Vai a Itália? Sentar ou comer junto a monumentos vale multas pesadas

As autoridades italianas estão a aplicar multas entre os 250 e 400 euros aos turistas que se sentam na Escadaria da Praça de Espanha e outros locais históricos. Há quem acuse a medida de "fascista".

Há anos que a famosa Escadaria da Praça de Espanha, também conhecida por Scalinata di Trinità dei Monti, é um local de visita indispensável no roteiro dos turistas que visitam Roma. Para descansar, apreciar o pôr-do-sol ou mesmo guardar numa fotografia a memória destes degraus, os degraus eram inundados por estrangeiros curiosos. Até agora. De acordo com o The Guardian, as autoridades italianas estão a proibir turistas e cidadãos locais de se sentarem em monumentos históricos. Entre eles, a célebre escadaria, património da UNESCO, que liga a praça de Espanha (piazza di Spagna) à Igreja da Santíssima Trindade dos Montes (Trinità dei Monti). Quem infringir pode mesmo enfrentar uma multa entre os 250 e os 400 euros.

A medida surge no âmbito de algumas regras urbanas que a cidade impôs recentemente e que visam a manutenção destes espaços. A partir desta semana, cada vez que alguém tentar sentar-se, o mais provável é que ouça um apito de um agente de autoridade que lhe pede para não o fazer. Caso seja avistado sentado, pode ser multado em 250 euros. Se danificar ou deixar resíduos nos degraus, este valor sobe para os 400 euros. A célebre escadaria de mármore serve apenas para transitar.

"Parece-me ser uma disposição de estilo fascista que o município será forçado a rever"

Autoridades acusadas de "fascismo"

As novas regras urbanas originaram duras críticas às autoridades locais, com a ideia a ser apelidada até de "fascista". "Proteger um monumento é bom, e obviamente não se deve comer nos degraus, mas a proibição de se sentar é realmente excessiva", disse o famoso crítico de arte e antigo vice-ministro da Cultura de Itália, Vittorio Sgarbi. E acrescentou: "parece-me ser uma disposição de estilo fascista que o município será forçado a rever". Também Claudio Pica, presidente da Fiepet-Confesercenti, em Roma, considerou a regra absurda e que será motivo de afastamento de turistas.

Nem às redes sociais o tema escapou.
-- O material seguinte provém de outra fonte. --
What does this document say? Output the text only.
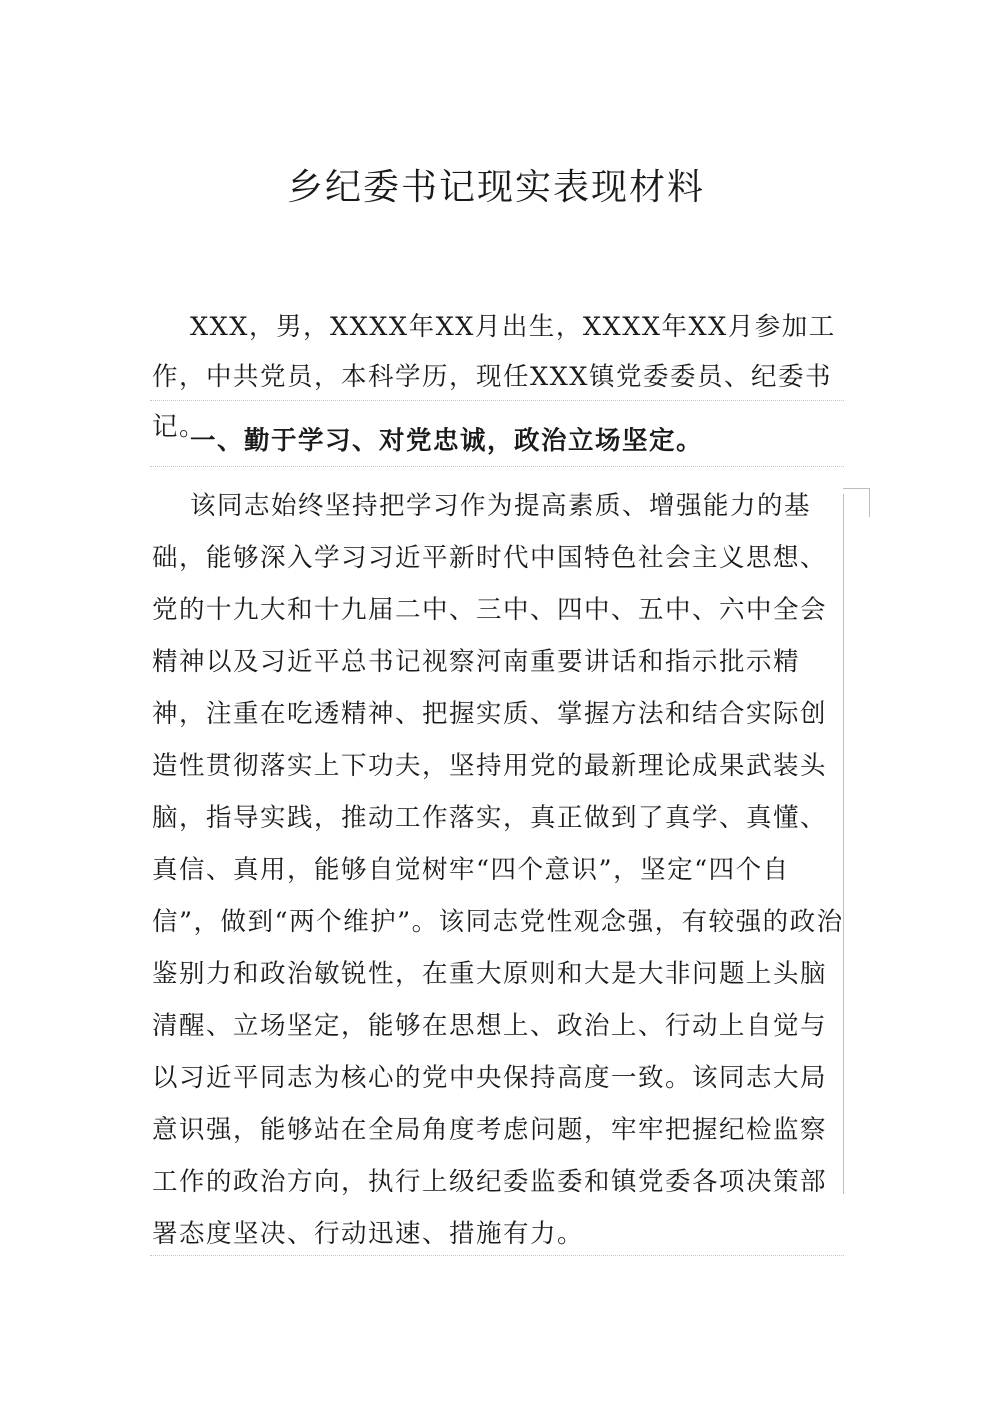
乡纪委书记现实表现材料
XXX，男，XXXX年XX月出生，XXXX年XX月参加工作，中共党员，本科学历，现任XXX镇党委委员、纪委书记。
一、勤于学习、对党忠诚，政治立场坚定。
该同志始终坚持把学习作为提高素质、增强能力的基础，能够深入学习习近平新时代中国特色社会主义思想、党的十九大和十九届二中、三中、四中、五中、六中全会精神以及习近平总书记视察河南重要讲话和指示批示精神，注重在吃透精神、把握实质、掌握方法和结合实际创造性贯彻落实上下功夫，坚持用党的最新理论成果武装头脑，指导实践，推动工作落实，真正做到了真学、真懂、真信、真用，能够自觉树牢“四个意识”，坚定“四个自信”，做到“两个维护”。该同志党性观念强，有较强的政治鉴别力和政治敏锐性，在重大原则和大是大非问题上头脑清醒、立场坚定，能够在思想上、政治上、行动上自觉与以习近平同志为核心的党中央保持高度一致。该同志大局意识强，能够站在全局角度考虑问题，牢牢把握纪检监察工作的政治方向，执行上级纪委监委和镇党委各项决策部署态度坚决、行动迅速、措施有力。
No Twitter, alguns utilizadores consideraram "ridículo" e "idiota" o método aplicado na cidade. "Uma vergonha! Super multas a caminho", alertam.

Mas há ainda quem apoie a proibição. "Concordo que as pessoas não devam acampar e comer nos degraus de monumentos, pois o lixo é deixado para trás", disse Tommaso Tanzilli, diretor da unidade de Roma da Federalberghi, associação comercial representativa dos interesses das empresas hoteleiras na Itália. Embora considere que "criminalizar as pessoas por se sentarem, especialmente se forem idosos, é um pouco exagerado".
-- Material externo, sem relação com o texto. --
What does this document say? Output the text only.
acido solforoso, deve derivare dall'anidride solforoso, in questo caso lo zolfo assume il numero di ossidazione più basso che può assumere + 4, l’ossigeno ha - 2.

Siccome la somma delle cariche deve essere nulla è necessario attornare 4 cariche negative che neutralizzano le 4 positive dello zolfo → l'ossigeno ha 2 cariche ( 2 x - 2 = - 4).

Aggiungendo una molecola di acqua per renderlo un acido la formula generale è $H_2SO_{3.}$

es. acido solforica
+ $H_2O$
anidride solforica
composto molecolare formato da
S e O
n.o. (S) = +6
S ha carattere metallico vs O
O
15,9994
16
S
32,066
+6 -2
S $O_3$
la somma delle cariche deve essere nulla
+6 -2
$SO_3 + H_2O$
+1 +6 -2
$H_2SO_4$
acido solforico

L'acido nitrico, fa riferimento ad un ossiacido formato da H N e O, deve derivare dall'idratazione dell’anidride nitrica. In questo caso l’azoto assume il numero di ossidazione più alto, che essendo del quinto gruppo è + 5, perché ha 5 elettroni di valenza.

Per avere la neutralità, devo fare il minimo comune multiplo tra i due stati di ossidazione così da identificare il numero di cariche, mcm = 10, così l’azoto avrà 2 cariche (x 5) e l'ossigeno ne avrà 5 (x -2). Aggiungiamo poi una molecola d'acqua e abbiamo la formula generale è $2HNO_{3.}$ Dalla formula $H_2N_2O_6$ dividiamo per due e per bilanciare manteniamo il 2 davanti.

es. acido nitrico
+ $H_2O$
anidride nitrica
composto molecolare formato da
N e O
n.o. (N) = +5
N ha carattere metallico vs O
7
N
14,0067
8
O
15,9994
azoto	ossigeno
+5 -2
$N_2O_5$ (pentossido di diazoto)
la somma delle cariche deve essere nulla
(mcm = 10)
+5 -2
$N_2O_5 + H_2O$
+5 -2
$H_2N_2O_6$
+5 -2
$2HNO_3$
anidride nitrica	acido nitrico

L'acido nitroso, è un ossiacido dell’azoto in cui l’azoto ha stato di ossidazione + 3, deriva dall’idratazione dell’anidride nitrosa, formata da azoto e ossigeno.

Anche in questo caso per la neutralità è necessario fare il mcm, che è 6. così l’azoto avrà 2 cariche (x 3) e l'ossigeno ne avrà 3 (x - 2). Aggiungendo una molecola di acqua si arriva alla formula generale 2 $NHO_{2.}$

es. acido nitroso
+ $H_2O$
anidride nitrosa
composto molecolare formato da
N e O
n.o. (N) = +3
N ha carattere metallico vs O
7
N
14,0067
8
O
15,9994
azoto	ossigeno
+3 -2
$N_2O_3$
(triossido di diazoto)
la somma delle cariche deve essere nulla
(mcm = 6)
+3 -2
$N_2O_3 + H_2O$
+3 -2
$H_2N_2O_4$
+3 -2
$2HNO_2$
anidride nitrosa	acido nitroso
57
Depois de anos de uso e desgaste, a Escadaria da Praça de Espanha, arquitetada entre 1723 e 1726 por Francesco de Sanctis, sofreu em 2016 obras de restauração no valor de 1,5 milhões de euros. O processo, financiado pela marca italiana Bulgari, envolveu mais de 80 restauradores e mestres artesãos. As novas regras urbanas, conhecidas localmente por Daspos, visam garantir que a melhor preservação deste e de outros monumentos daqui para a frente. Foram também aplicadas nas cidades de Florença e Veneza.

Um pouco por toda a Itália tornou-se proibido também cantar enquanto estiver bêbedo nos transportes públicos, pousar a boca sobre um bebedouro público, andar nu, arrastar malas de rodas pelas escadarias históricas, saltar em fontes, mergulhar os pés nos canais de Veneza, alimentar pombos, fazer castelos de areia em Eraclea (uma comuna italiana) e até passear com calçado que faça ruído na ilha italiana Capri.

Turistas, locais e até famosos já fugiram às regras e acabaram multados pelas autoridades italianas. Em julho, dois alemães foram multados no valor de 950 euros e foram convidados a abandonar Veneza depois de serem apanhados a preparar café num fogão de acampamento nos degraus da ponte de Rialto. Também a modelo alemã Heidi Klum e o marido foram multados em seis mil euros por terem mergulhado na Gruta Azul de Capri, local onde a natação é proibida.